Sabemos que es la calle Calibío porque a un lado de la foto está el nombre y la fecha en que fue tomada. Atravieso el pasaje comercial entre Junín y Palacé, camino por la acera del edificio de la Compañía Naviera de Antioquia, símbolo de la pujanza antioqueña, y siento la primera tufarada del día. Es como una trompada en la mandíbula, un insulto: excremento humano mezclado con orines, marihuana y perfume de mujer. Me paro en la esquina donde Melitón Rodríguez tomó la foto una mañana de 1900. Todo es distinto. La casa del primer plano es ahora el Palacio de la Cultura, un edificio que desentona como esos comentarios que quieren ser interesantes en una conversación que no lo es. La torre de la iglesia San Benito, al fondo, parece ser lo único que quedó de esta calle. Hay peluquerías, hombres que anuncian desayunos a tres mil y almuerzos a seis mil, y un suave, casi imperceptible, olor a mierda humana, más intenso a medida que te aproximas a Carabobo, donde están las obras de Botero. Las putas están sentadas en las bancas, o paradas al lado de las esculturas, casi tan gordas como ellas. Aquí se negocia desde un celular robado hasta una mamada, la mujer pide veinte y el hombre ofrece ocho para que quede en diez.

A Carabobo medio la salvaron, pero también se le nota el trajín. Miro hacia La Alpujarra, intentando distinguir la torre del Palacio Nacional que Fernando González, en El hermafrodita dormido, un libro sobre Roma, dice que se parece a la Torre de Pisa, pero desde donde estoy no se alcanza a distinguir. Al frente de la iglesia de La Veracruz florecen las putas, como en aquel templo de Babilonia consagrado a la diosa Ishtar, donde las sacerdotisas, jóvenes y vírgenes se entregaban al extranjero a cambio de dinero. Salgo de la zona peatonal, esquivo una moto, un taxi, una carreta y llego ileso a la acera de enfrente, donde hay un bar especializado en música de despecho. La calle Cundinamarca es más fea que Calibío. Las hijas de Ishtar, pasadas de peso, lucen faldas diminutas por encima del pubis a la entrada de las residencias, casas que posiblemente no existían en la época en que Melitón Rodríguez congeló para siempre un instante en la vida de Medellín, casas que vivieron mejores momentos pero que ahora, mohosas, convertidas en antros, son el sitio de los necesitados de un polvo.
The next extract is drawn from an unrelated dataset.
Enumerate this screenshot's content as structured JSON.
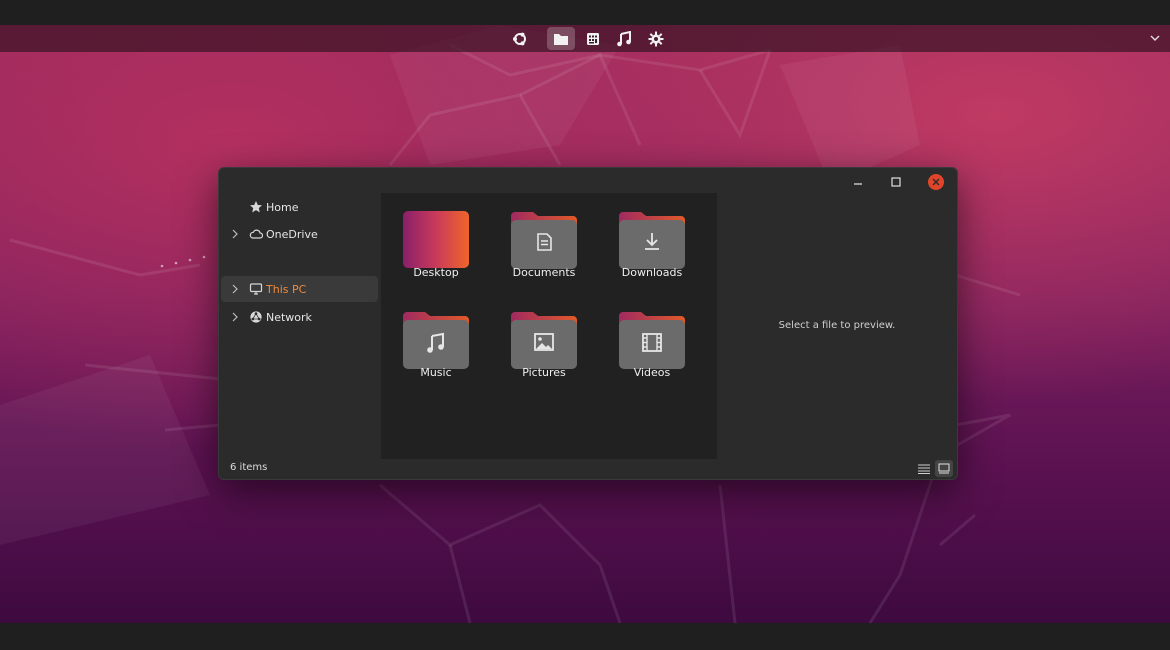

No hay árboles en la mayoría de las calles del Centro; estos aparecerán cuando la naturaleza sea una nostalgia. En la ciudad colonial el bosque está al acecho como un depredador, esperando el momento para saltar sobre su presa; es más, en el bosque habitan criaturas malignas que se meten en el sueño de las personas. A finales del siglo XIX y comienzos del XX las calles, las casas, los vastos espacios de la mente, son los mismos espacios de la ciudad colonial. La llegada de la luz eléctrica a nuestras ciudades espanta al bosque, lo rodea. El bosque no tiene a donde ir.

En los años veinte y treinta del siglo XX, Medellín vivió su gloria arquitectónica, efímera, como la de los boxeadores. Hoy, todas las calles de lo que pudo ser el centro histórico de la ciudad se parecen a Calibío: feas, mohosas, con ese olor inédito en el que se mezclan la mierda humana, los orines y el perfume de mujer; un olor que desde hace décadas reclama la pluma de un poeta maldito que lo cante.